To be sure, it would certainly have been extraordinary if we did win. Britain has a long history of Euroskepticism, and these are populist times, in which voters are ready to reject the status quo. It also has to be said that we faced an extraordinarily hostile media. Team Cameron was used to having the main broadsheets and key tabloids on its side. We weren’t used to a campaign where we could land next to nothing in the newspapers because of their Euroskeptic viewpoints and had to contend with a BBC position on impartiality that was bordering on the absurd. We kept trying to win the 6 and 10 o’clock news with big stories but with little success.
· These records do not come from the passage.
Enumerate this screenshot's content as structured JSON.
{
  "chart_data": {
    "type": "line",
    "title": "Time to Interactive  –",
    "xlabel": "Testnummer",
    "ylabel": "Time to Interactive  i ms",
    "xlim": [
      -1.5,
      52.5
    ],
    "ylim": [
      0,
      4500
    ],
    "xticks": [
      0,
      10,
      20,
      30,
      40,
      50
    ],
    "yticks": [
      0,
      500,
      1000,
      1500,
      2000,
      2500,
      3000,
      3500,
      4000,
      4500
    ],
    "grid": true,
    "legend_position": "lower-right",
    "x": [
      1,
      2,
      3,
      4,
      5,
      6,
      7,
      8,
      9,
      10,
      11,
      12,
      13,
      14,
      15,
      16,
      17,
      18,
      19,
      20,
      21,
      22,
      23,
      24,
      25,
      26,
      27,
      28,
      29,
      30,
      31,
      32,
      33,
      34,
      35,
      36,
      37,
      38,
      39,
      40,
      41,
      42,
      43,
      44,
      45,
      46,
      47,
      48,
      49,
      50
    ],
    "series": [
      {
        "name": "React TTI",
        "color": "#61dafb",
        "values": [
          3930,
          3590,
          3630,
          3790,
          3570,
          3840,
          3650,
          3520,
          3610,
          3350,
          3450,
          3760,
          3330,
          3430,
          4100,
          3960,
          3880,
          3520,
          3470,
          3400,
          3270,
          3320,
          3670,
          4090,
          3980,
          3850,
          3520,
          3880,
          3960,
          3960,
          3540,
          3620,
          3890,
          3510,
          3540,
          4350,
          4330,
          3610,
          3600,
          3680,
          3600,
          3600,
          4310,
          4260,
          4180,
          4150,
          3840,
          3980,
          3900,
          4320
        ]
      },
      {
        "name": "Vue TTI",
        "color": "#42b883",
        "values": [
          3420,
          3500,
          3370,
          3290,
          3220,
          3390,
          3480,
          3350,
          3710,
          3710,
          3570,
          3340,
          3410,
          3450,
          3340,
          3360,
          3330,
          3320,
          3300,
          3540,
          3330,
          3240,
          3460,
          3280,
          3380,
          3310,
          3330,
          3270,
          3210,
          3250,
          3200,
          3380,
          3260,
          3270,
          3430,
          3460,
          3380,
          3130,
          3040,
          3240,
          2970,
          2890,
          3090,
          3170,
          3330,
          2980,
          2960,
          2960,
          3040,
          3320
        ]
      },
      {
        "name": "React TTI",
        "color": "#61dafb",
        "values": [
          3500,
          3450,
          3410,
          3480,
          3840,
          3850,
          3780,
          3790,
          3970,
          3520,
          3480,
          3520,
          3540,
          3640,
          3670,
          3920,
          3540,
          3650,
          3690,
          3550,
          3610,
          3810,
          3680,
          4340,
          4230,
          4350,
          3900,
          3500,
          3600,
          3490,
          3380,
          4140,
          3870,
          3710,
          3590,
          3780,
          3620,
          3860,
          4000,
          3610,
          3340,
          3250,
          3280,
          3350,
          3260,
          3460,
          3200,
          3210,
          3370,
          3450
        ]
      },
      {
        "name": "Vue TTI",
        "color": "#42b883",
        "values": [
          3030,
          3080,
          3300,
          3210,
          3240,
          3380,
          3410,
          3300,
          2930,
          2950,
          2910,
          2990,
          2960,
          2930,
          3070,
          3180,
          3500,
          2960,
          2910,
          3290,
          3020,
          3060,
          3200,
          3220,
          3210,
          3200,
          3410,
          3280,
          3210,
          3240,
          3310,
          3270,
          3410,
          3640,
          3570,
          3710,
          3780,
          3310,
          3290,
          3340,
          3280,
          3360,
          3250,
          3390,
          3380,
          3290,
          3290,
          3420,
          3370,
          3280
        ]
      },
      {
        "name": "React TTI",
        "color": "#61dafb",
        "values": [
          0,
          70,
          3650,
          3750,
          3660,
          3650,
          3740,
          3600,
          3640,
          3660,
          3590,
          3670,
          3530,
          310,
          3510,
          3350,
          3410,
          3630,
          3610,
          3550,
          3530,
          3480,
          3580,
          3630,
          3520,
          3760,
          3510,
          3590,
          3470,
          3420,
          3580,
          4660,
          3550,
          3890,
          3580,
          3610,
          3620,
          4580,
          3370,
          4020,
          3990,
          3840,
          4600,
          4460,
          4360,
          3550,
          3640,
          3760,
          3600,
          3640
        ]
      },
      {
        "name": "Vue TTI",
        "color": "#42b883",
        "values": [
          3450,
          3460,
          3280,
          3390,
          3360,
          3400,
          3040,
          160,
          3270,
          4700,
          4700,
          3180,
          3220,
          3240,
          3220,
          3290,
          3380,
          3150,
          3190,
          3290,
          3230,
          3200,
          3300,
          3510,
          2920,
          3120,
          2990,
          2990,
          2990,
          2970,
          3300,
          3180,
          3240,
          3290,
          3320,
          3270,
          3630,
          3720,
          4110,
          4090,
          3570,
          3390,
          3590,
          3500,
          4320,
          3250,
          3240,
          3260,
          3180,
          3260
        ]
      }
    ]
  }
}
Winning would have required a much greater effort, much earlier on, to sway the electorate. One more attack on Boris Johnson, or another speech by Cameron would not have been enough. There were loads of things in hindsight that we should have done — such as deploy Ruth Davidson and Sadiq Khan much earlier or have gotten Cameron out on the road earlier — but I doubt they would have been critical. And while all of Cooper’s focus groups said it was a head (economics) vs heart (immigration) contest, it was a mistake not to attempt to engage emotionally. We may never have been able to win those arguments but we should not have vacated the ground entirely.

But our biggest mistake was our failure to deliver the kind of deal we — and especially the media — had given the impression was possible. From the moment Cameron promised a referendum we should have built up the case for European cooperation, preparing the electoral battlefield we would eventually have to fight on. We didn’t. And so a better organized, more passionate adversary won.